Within the considerable subject of SEO and its implementation, two main facets can be focussed upon. One is the creative element which covers aspects of SEO such as content creation, accessibility, and some parts of user experience (UX).

The second aspect is technical SEO, and, as its name suggests, it deals with much of the work you will not usually see such as coding, metadata, and the structure of the website.  Technical SEO includes elements that ensure a website is indexed which is essential for it to appear in the search engines, and also for it to be crawled so that its ranking can be determined. The element within a website’s coding that ensures this happens is ‘robots.txt’ so let us look at this in more detail.

What Is ‘robots.txt’?

Before we go any further, we must clarify that robots.txt has nothing to do with Androids or any artificial intelligence tool.

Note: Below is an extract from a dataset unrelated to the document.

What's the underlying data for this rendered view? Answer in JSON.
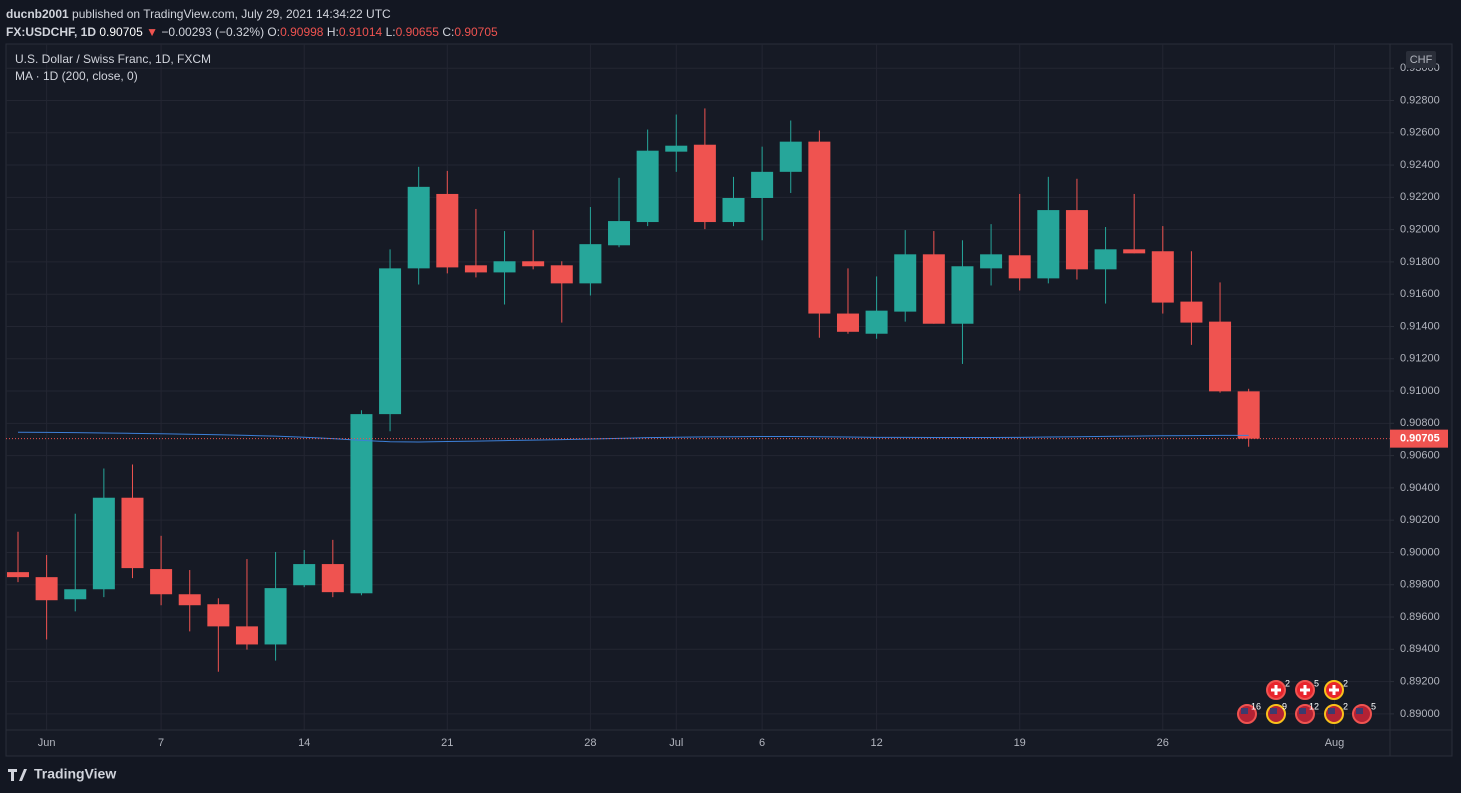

Instead, it is a few lines of text within the source code of a website that instruct search engines which pages of that website they can and cannot crawl. The robots.txt acts like a signpost showing the search engine bots to the correct pages and away from the wrong pages. It also lets the bots know how often they should return to crawl the page.

How Does ‘robots.txt’ Work?

The bots and spiders the search engines send out have two main functions. The first is to crawl the internet to discover content, and the second is to index that content so that the search engines can create search results whenever a user types in a search term.